Bisnis.com, JAKARTA - Menjalani bisnis bersama keluarga sering kali rentan terhadap konflik. Keterlibatan anggota keluarga dalam bisnis dapat menciptakan dinamika yang kompleks dan kadang-kadang emosional.
Pasalnya, dalam kasus ini ada dua peran yang saling terkait. Pertama, peran keluarga. Kedua, peran bisnis. Terkadang, kesulitan muncul ketika anggota keluarga sulit memisahkan antara hubungan pribadi mereka sebagai keluarga dan tuntutan bisnis yang objektif.
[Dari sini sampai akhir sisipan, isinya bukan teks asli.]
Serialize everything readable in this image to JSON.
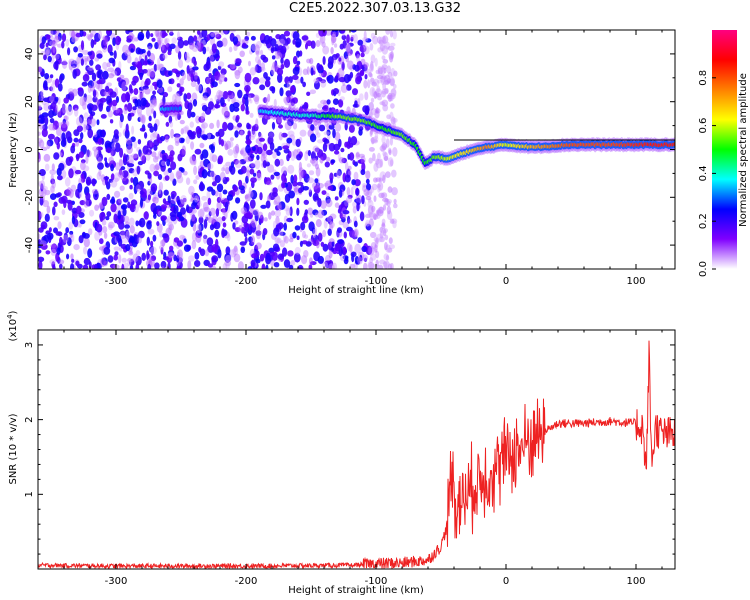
{
  "title": "C2E5.2022.307.03.13.G32",
  "chart_data": [
    {
      "type": "heatmap",
      "xlabel": "Height of straight line (km)",
      "ylabel": "Frequency (Hz)",
      "xlim": [
        -360,
        130
      ],
      "ylim": [
        -50,
        50
      ],
      "xticks": [
        -300,
        -200,
        -100,
        0,
        100
      ],
      "yticks": [
        -40,
        -20,
        0,
        20,
        40
      ],
      "colorbar": {
        "label": "Normalized spectral amplitude",
        "range": [
          0,
          1
        ],
        "ticks": [
          0.0,
          0.2,
          0.4,
          0.6,
          0.8
        ],
        "tick_labels": [
          "0.0",
          "0.2",
          "0.4",
          "0.6",
          "0.8"
        ],
        "colors": [
          "#ffffff",
          "#8000ff",
          "#0000ff",
          "#00ffff",
          "#00ff00",
          "#ffff00",
          "#ff8000",
          "#ff0000",
          "#ff0080"
        ]
      },
      "signal_track": {
        "x": [
          -265,
          -255,
          -190,
          -170,
          -150,
          -130,
          -110,
          -95,
          -80,
          -70,
          -62,
          -55,
          -45,
          -30,
          -15,
          0,
          20,
          50,
          80,
          110,
          130
        ],
        "y": [
          17,
          17,
          16,
          15,
          14,
          14,
          12,
          9,
          6,
          2,
          -6,
          -3,
          -4,
          -1,
          1,
          2,
          1,
          2,
          2,
          2,
          2
        ],
        "amplitude": [
          0.35,
          0.3,
          0.35,
          0.4,
          0.4,
          0.55,
          0.55,
          0.5,
          0.55,
          0.5,
          0.5,
          0.55,
          0.6,
          0.65,
          0.75,
          0.6,
          0.7,
          0.8,
          0.8,
          0.85,
          0.85
        ]
      }
    },
    {
      "type": "line",
      "xlabel": "Height of straight line (km)",
      "ylabel": "SNR (10 * v/v)",
      "y_multiplier_label": "(x10",
      "y_multiplier_exp": "4",
      "y_multiplier_close": ")",
      "xlim": [
        -360,
        130
      ],
      "ylim": [
        0,
        3.2
      ],
      "xticks": [
        -300,
        -200,
        -100,
        0,
        100
      ],
      "yticks": [
        1,
        2,
        3
      ],
      "series": [
        {
          "color": "#ee2222",
          "x": [
            -360,
            -300,
            -200,
            -120,
            -100,
            -80,
            -60,
            -50,
            -45,
            -42,
            -38,
            -30,
            -20,
            -10,
            0,
            10,
            20,
            30,
            40,
            60,
            80,
            100,
            105,
            108,
            110,
            112,
            115,
            120,
            130
          ],
          "y": [
            0.05,
            0.04,
            0.04,
            0.05,
            0.07,
            0.08,
            0.12,
            0.3,
            0.6,
            1.5,
            0.8,
            1.0,
            1.2,
            1.3,
            1.5,
            1.6,
            1.75,
            1.85,
            1.95,
            1.95,
            1.98,
            1.95,
            1.9,
            1.3,
            2.9,
            1.4,
            1.9,
            1.8,
            1.8
          ]
        }
      ]
    }
  ]
}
PwC Indonesia Entrepreneur and Private Business Leader Irhoan Tanudiredja menyampaikan konflik juga dapat muncul karena adanya faktor emosional yang terlibat dalam bisnis keluarga.
“Penentuan siapa yang akan mengambil alih bisnis di masa depan, bagaimana pembagian tanggung jawab dilakukan dapat memunculkan perbedaan pendapat yang signifikan di antara anggota keluarga,” ujarnya saat ditemui Bisnis, Kamis (15/6/2023).
Baginya, terlepas dari bisnis keluarga yang memiliki kelebihan unik, seperti kepercayaan dan kesamaan nilai-nilai. Penting juga untuk dipahami, apabila konflik seperti ini memang menjadi bagian alami dari proses tersebut.
“Jika konflik sulit diatasi secara internal, pertimbangkan untuk melibatkan pihak ketiga. Mereka dapat membantu dalam memfasilitasi dialog, memberikan wawasan objektif, dan membantu mencapai kesepakatan yang adil,” katanya.
Baca Juga
Selain itu, dirinya menyebutkan mengembangkan proses suksesi yang jelas dan terstruktur dalam bisnis keluarga juga perlu diperhatikan.
Hal ini dapat mencakup penetapan kriteria dan persyaratan untuk calon pengganti, tahapan evaluasi, serta perencanaan dan pelaksanaan transisi kepemimpinan yang efektif. Memiliki kerangka kerja yang transparan dapat mengurangi ketidakpastian dan meningkatkan kesepakatan.
Dia pun menyampaikan untuk sebuah bisnis keluarga yang terus sustain alias bertahan. Hal paling penting adalah tongkat estafet dari kekuatan visi pendiri harus terus dilanggengkan ke generasi berikutnya.
“Tanggung jawab antar anggota keluarga harus tercipta ya agar menghasilkan sistem yang kokoh sehingga mengakar jadi kultur,” jelasnya.